Both figures shown here are squares with a side length of $a + b$. Notice that the first figure is divided into two squares and two rectangles. The second figure is divided into a square and four right triangles with legs of lengths $a$ and $b$. Let’s call the hypotenuse of these triangles $c$.
- What is the total area of each figure?
- Find the area of each of the 9 smaller regions shown the figures and label them.
- Add up the area of the four regions in Figure F and set this expression equal to the sum of the areas of the five regions in Figure G. If you rewrite this equation using as few terms as possible, what do you have?

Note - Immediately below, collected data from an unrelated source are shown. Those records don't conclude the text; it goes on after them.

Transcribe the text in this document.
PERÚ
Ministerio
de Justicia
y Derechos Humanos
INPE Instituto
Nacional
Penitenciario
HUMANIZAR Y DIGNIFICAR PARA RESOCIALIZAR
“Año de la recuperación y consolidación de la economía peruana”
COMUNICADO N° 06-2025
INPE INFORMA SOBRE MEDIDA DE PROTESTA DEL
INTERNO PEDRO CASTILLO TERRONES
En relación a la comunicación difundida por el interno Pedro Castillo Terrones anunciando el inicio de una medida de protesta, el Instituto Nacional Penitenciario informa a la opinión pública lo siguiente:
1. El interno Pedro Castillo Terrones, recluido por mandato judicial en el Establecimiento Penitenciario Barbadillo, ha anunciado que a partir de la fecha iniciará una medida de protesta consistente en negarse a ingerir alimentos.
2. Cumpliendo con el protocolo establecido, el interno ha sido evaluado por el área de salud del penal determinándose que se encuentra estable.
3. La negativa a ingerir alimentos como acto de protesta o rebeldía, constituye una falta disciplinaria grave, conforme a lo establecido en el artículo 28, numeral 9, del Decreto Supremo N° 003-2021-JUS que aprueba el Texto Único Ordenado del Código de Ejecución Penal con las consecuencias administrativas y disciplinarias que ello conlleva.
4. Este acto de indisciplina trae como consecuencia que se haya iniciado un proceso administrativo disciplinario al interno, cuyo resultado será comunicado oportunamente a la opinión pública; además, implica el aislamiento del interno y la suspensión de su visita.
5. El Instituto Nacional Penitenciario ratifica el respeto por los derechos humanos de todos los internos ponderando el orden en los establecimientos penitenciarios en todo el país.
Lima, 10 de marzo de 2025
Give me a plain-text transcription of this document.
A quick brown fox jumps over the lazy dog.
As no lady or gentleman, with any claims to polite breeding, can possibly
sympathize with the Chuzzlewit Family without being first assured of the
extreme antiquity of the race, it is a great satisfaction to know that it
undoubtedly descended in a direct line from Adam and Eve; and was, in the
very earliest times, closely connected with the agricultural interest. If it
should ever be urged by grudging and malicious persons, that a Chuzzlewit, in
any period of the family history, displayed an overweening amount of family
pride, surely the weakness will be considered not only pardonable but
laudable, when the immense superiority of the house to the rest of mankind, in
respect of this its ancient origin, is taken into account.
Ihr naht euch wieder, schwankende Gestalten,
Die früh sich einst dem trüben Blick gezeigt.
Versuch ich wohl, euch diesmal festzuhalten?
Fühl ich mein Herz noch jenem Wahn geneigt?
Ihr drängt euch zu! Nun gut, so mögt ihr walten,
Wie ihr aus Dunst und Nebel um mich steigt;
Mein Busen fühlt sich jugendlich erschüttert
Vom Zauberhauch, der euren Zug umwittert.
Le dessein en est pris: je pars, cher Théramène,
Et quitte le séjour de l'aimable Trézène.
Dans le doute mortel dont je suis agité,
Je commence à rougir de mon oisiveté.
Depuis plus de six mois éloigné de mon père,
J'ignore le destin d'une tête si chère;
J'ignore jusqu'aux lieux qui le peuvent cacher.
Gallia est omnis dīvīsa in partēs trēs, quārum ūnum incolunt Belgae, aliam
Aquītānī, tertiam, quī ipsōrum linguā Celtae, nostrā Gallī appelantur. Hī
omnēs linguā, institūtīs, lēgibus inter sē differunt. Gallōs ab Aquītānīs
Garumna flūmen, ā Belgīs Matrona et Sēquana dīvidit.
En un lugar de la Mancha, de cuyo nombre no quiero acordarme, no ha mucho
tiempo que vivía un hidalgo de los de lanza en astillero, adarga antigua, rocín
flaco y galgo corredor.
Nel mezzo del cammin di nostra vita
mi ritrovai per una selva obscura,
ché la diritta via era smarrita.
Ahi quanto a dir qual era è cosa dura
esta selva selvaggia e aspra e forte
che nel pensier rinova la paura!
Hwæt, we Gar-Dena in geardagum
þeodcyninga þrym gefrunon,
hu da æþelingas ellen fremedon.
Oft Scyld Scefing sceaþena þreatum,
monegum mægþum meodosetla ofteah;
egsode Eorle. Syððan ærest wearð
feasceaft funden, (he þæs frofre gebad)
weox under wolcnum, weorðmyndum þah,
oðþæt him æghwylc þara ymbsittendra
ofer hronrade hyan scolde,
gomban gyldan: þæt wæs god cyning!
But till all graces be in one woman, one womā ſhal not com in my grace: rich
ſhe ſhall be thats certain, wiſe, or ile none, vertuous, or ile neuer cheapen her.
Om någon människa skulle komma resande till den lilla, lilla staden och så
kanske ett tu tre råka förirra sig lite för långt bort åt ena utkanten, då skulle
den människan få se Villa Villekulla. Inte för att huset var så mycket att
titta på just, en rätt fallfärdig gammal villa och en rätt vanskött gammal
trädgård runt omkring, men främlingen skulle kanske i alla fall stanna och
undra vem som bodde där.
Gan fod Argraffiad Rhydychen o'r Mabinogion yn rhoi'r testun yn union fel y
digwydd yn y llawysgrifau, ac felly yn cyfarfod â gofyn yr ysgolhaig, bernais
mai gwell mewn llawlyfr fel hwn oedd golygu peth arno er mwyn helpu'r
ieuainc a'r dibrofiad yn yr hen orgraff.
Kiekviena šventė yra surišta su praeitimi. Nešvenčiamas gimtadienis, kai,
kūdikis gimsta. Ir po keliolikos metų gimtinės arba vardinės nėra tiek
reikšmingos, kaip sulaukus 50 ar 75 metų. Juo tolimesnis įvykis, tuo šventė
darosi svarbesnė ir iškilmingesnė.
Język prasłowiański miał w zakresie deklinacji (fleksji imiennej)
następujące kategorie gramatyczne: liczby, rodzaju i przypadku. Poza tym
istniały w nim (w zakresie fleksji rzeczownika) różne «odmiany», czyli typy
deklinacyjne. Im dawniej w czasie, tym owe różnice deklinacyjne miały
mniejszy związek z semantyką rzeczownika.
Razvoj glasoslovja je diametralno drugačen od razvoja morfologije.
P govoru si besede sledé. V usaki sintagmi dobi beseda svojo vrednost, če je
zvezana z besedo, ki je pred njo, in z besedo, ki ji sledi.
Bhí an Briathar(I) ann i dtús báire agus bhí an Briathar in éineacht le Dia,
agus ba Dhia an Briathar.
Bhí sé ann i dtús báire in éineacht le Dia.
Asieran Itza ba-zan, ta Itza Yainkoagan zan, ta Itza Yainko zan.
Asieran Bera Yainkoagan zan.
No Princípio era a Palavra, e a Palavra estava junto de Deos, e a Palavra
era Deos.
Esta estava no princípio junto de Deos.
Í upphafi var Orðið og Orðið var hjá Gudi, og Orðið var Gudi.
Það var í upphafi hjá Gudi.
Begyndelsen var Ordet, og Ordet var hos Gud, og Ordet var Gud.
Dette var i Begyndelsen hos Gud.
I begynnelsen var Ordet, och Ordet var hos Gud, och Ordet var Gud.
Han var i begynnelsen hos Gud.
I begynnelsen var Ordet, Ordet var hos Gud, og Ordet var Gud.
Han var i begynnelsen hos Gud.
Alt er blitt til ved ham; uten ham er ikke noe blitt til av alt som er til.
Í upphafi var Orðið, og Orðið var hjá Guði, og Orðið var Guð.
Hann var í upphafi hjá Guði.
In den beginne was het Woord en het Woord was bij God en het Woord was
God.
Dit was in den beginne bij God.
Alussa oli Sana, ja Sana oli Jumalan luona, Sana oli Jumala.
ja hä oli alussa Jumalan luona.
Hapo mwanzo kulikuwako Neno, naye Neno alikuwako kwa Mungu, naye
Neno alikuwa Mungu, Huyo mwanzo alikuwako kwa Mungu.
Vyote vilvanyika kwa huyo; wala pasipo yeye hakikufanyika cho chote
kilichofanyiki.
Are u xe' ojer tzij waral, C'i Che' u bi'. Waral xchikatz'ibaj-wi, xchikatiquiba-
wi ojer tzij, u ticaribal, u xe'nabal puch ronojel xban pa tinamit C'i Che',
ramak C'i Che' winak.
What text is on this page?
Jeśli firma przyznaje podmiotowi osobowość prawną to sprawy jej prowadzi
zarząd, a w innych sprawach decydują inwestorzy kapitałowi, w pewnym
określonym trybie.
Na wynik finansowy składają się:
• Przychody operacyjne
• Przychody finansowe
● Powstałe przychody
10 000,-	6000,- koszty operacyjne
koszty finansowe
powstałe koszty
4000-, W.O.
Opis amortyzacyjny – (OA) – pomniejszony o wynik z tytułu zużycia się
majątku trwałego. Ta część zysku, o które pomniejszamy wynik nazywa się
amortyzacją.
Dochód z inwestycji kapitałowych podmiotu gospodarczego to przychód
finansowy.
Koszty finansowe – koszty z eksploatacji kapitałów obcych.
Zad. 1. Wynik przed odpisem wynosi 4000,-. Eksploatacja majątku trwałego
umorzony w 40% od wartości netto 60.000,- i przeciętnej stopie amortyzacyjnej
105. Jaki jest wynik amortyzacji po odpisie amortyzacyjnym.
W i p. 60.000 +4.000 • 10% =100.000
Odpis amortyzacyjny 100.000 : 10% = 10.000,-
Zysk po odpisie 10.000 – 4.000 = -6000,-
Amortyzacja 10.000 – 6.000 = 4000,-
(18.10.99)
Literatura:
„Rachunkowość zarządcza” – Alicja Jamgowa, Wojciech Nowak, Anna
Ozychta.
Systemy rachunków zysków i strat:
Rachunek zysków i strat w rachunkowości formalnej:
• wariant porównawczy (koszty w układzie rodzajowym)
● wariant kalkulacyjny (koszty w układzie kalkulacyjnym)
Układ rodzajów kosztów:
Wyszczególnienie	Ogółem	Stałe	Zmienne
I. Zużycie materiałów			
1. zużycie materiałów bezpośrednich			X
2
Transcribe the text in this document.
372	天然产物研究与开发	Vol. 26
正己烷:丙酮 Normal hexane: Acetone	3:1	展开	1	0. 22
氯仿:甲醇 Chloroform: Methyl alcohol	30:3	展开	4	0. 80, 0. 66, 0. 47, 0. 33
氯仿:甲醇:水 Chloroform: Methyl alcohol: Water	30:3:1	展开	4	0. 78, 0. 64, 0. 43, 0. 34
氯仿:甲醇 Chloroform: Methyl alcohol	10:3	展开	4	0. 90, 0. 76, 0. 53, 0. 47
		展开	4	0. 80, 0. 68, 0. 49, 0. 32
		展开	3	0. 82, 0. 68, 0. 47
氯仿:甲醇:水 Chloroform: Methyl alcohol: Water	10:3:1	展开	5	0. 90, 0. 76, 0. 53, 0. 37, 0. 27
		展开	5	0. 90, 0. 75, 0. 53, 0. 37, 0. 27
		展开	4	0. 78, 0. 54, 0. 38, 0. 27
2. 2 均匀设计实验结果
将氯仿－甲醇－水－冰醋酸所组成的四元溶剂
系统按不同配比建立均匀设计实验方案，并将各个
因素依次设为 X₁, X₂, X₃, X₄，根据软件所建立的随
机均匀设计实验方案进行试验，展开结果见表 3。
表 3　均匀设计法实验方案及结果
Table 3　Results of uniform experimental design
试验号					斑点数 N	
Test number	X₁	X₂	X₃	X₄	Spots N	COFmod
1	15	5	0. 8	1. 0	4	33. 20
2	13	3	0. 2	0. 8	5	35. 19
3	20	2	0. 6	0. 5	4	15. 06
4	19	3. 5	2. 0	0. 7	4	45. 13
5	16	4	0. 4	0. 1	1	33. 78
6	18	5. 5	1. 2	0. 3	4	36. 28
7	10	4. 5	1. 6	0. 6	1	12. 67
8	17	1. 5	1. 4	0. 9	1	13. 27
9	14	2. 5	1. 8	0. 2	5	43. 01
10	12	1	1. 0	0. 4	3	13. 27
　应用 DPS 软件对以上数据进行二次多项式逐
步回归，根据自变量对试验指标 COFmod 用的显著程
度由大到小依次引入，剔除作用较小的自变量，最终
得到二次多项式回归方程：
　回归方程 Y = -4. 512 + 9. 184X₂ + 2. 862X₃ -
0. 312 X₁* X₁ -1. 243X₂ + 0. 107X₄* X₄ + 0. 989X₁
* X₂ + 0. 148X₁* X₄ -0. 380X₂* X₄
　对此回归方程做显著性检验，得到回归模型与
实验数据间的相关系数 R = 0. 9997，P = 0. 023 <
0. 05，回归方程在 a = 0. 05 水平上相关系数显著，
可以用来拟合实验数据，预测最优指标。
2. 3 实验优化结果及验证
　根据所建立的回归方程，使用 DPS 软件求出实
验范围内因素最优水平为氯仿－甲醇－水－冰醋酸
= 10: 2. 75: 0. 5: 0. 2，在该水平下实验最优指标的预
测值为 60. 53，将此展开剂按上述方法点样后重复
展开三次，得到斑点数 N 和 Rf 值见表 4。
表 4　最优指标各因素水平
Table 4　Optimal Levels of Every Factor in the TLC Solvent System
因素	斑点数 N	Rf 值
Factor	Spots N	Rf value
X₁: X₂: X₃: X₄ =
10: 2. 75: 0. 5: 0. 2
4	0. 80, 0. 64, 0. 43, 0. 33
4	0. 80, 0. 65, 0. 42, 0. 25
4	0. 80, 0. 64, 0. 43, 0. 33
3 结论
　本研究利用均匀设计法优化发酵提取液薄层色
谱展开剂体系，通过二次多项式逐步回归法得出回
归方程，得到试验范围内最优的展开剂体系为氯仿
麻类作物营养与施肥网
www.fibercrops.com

Take a 3-4-5 right triangle, add on the squares of the side lengths, and form a hexagon by connecting vertices of the squares as in the image. What is the area of this hexagon?
Find the unknown side lengths in these right triangles.
Use the applets to explore the relationship between areas.
Consider Squares $A$ and $B$.
Check the box to see the area divided into five pieces with a pair of segments.
Check the box to see the pieces.
Arrange the five pieces to fit inside Square $C$.
Check the box to see the right triangle.
Arrange the figures so the squares are adjacent to the sides of the triangle.
- If the right triangle has legs $a$ and $b$ and hypotenuse $c$, what have you just demonstrated to be true?
- Try it again with different squares. Estimate the areas of the new Squares, $A$, $B$, and $C$ and explain what you observe.
- Estimate the areas of these new Squares, $A$, $B$, and $C$, and then explain what you observe as you complete the activity.
4. What do you think we may be able to conclude?
The figures shown here can be used to see why the Pythagorean Theorem is true. Both large squares have the same area, but they are broken up in different ways. (Can you see where the triangles in Square G are located in Square F? What does that mean about the smaller squares in F and H?) When the sum of the four areas in Square F are set equal to the sum of the 5 areas in Square G, the result is $a^2 + b^2 = c^2$, where $c$ is the hypotenuse of the triangles in Square G and also the side length of the square in the middle. Give it a try!
This is true for any right triangle. If the legs are $a$ and $b$ and the hypotenuse is $c$, then $a^2+b^2=c^2$. This property can be used any time we can make a right triangle. For example, to find the length of this line segment:
The grid can be used to create a right triangle, where the line segment is the hypotenuse and the legs measure 24 units and 7 units:
Since this is a right triangle, $24^2+7^2=c^2$. The solution to this equation (and the length of the line segment) is $c=25$.